Hard Rock Hotel headliner Jim Norton suffers from sleep apnea so badly he has to wear a crazy mask at night that makes him look like Darth Vader without the pretty helmet.
In Norton’s Netflix special, “American Degenerate,” he shows startled fans a giant photo of his Darth Vader night-face. They laugh. I laughed. It’s all very funny, except Norton has to live with this don’t-die-in-your-sleep mask.
“I should wear it every night, but I don’t. I have been kind of lousy about it,” he tells me. (It’s hard to sleep in the mask, so he takes it off a lot.)
“I envy people who can sleep comfortably and easy. I suck at it. I’m not good at sleeping — that’s really humiliating.”
As you can imagine, wearing a bizarre mask to bed may not be considered sexy to ladies. So he doesn’t put it on until after he romances someone.

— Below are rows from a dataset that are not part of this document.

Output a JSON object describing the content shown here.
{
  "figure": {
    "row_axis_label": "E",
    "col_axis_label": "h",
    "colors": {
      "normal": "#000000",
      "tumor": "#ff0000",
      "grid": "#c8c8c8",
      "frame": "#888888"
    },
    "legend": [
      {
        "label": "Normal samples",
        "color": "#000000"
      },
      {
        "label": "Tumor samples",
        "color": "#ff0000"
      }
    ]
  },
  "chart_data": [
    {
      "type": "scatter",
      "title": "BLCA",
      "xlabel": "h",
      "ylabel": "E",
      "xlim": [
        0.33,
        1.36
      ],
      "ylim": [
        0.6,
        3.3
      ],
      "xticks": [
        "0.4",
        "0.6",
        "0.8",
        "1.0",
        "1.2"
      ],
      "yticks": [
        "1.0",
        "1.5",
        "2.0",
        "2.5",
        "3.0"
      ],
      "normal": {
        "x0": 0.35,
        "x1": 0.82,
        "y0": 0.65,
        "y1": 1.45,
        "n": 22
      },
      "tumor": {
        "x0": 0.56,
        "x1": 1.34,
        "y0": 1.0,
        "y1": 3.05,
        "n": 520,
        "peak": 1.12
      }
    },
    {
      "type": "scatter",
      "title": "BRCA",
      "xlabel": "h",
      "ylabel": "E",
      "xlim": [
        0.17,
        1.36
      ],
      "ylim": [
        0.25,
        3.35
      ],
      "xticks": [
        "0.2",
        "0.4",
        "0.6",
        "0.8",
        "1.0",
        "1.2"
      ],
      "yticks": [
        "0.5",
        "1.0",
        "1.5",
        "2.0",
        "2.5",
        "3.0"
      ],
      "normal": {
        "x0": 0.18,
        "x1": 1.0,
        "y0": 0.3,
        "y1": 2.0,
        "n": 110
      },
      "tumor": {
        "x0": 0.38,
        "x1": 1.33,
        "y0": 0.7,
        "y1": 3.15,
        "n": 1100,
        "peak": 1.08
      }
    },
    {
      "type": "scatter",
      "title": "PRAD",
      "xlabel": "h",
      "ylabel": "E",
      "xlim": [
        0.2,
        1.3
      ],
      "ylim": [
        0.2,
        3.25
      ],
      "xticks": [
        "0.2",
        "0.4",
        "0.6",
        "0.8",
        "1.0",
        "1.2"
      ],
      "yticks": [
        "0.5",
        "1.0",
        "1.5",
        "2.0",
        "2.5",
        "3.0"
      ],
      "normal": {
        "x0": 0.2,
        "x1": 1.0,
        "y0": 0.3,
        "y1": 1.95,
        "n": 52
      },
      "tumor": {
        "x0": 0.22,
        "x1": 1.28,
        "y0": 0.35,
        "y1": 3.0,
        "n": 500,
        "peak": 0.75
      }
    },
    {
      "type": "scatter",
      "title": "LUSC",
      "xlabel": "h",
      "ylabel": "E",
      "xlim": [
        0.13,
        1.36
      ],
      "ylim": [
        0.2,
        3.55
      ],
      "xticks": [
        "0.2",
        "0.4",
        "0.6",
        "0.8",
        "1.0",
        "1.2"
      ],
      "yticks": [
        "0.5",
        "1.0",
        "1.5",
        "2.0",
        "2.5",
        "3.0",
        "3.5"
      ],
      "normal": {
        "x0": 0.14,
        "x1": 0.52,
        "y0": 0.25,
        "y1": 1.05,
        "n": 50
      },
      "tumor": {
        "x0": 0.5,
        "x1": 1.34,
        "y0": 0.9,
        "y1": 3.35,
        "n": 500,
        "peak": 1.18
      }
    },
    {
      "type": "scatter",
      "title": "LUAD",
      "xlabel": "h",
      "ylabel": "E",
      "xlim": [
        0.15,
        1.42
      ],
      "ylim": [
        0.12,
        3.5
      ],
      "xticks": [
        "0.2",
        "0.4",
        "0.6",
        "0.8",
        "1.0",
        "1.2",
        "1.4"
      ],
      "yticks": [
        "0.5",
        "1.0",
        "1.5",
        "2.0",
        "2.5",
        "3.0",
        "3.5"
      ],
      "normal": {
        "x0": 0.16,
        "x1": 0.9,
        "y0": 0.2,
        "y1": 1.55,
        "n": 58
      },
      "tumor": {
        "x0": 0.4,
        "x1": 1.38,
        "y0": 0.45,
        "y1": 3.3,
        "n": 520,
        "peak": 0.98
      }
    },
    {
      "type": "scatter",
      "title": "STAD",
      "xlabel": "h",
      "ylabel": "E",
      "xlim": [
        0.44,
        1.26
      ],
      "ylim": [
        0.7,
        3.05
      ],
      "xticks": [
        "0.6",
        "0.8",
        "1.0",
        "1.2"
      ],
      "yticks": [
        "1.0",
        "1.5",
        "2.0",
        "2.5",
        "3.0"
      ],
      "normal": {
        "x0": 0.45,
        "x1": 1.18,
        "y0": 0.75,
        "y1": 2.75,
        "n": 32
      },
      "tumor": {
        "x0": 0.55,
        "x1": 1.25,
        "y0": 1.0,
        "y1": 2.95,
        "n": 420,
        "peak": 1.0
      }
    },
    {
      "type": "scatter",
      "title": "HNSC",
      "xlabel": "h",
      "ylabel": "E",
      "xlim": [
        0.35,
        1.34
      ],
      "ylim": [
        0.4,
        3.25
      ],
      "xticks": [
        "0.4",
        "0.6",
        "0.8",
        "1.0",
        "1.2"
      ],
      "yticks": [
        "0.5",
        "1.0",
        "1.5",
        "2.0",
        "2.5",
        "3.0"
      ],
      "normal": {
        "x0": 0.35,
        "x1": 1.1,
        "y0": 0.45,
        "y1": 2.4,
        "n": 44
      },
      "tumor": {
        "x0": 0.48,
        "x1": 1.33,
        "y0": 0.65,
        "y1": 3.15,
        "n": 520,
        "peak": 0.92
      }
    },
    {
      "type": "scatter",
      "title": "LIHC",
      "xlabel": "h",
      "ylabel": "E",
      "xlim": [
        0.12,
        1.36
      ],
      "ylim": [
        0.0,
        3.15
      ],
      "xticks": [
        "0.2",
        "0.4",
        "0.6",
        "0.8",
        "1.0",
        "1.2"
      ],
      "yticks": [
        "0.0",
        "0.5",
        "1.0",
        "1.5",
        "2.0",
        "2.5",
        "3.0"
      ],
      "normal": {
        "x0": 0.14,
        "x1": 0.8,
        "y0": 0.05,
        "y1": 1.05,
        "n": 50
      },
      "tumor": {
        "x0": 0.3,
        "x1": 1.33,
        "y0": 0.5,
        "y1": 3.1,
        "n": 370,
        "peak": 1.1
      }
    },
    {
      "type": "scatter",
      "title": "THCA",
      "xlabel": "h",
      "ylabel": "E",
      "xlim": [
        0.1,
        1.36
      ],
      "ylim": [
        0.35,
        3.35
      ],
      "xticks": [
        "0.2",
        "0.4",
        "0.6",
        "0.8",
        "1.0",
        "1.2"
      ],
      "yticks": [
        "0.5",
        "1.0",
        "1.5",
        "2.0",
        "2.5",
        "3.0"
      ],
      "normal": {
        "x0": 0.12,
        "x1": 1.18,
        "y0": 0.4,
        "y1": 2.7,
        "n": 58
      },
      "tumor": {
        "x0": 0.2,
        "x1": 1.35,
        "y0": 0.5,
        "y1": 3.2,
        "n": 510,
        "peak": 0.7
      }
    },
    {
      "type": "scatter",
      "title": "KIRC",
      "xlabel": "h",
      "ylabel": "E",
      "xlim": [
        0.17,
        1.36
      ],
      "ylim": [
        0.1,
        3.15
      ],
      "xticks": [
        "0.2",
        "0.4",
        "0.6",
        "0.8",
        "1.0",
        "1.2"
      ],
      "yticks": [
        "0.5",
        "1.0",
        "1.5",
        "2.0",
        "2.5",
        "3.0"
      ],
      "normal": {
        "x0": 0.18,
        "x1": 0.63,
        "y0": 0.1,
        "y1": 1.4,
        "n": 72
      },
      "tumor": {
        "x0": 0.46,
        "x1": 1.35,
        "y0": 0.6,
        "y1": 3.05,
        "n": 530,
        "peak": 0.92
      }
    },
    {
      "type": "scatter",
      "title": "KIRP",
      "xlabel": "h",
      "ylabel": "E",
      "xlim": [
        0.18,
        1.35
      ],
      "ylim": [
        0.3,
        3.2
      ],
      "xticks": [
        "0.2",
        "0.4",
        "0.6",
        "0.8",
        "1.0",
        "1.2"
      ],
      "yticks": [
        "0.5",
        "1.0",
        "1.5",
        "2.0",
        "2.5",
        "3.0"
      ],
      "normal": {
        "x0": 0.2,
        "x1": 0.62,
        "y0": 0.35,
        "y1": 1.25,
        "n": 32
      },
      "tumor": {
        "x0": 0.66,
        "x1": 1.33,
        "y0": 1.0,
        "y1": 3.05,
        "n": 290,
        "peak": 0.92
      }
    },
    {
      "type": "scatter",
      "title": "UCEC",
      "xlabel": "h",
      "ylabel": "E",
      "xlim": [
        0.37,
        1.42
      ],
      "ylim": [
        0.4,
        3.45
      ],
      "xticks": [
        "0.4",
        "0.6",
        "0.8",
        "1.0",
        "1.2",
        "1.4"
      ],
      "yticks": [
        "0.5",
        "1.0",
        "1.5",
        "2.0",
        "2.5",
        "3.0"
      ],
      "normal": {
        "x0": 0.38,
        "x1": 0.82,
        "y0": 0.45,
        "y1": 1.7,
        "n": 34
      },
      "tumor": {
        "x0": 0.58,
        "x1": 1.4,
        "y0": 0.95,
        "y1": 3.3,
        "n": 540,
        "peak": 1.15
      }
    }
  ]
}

“You put it on after, because then she has to realize she’s sleeping next to this monster,” Norton jokes. “Let her see what her mistake was.”
If you see Norton on Friday and Sunday at the Hard Rock, he won’t be doing that sleep apnea routine, because he is a hard-working pro who has developed a whole new hour of comedy.
Norton is one of America’s great comedians. He’s funny and getting funnier with age. He’s raunchy. He has zero boundaries.
I think of him as a kind of Trojan Horse. On the outside, he seems like a tough and sometimes angry New Yorker.
But once you let him into your life, you hear him suddenly put up a passionate and loving defense of beloved transsexuals and prostitutes, or he will joke about how the guy sitting next to him on a plane smells delicious.
When I tell Norton all that, he is grateful and sweet, just as he always is, and he dissects that delicious-airplane-guy joke.
“You can never be afraid to be silly,” he says. “A lot of guys try to adhere to a certain thing. I try to not do that. If I want to do something silly, I want to be able to do that comfortably.
“I never want to think of myself as, like, macho or any of that stuff. It would be awful pegging myself in that corner.”
He boasts he talks about transsexuals more than anyone in comedy. In a previous special, he included a scene in which he hooks up with a woman who is transsexual, but that joke does not make transsexuality the butt of a joke. Instead, the point is just how pretty this transsexual is.
“The crowd reacted the way I wanted them to react, like, ‘I understand, wow, she’s hot.’ I didn’t want a negative reaction, and I didn’t get one.”
“I hate homophobes,” he says.
And yet, as a hardcore advocate for free speech and forgiveness, he hates it when the “thought police” call for famous people to lose their jobs after saying something terrible about people, or doing something else human, such as making a sex tape.
“The next step is, we would be penalized for thoughts. The technology is coming where eventually your thoughts will be read and we’ll all know each other’s thoughts,” Norton says.
“It’s happening in a weird way now with text messaging. Those are just thoughts being sent out. Eventually we will all know everything about each other.”
Oy, the future really is going to be weird, isn’t it?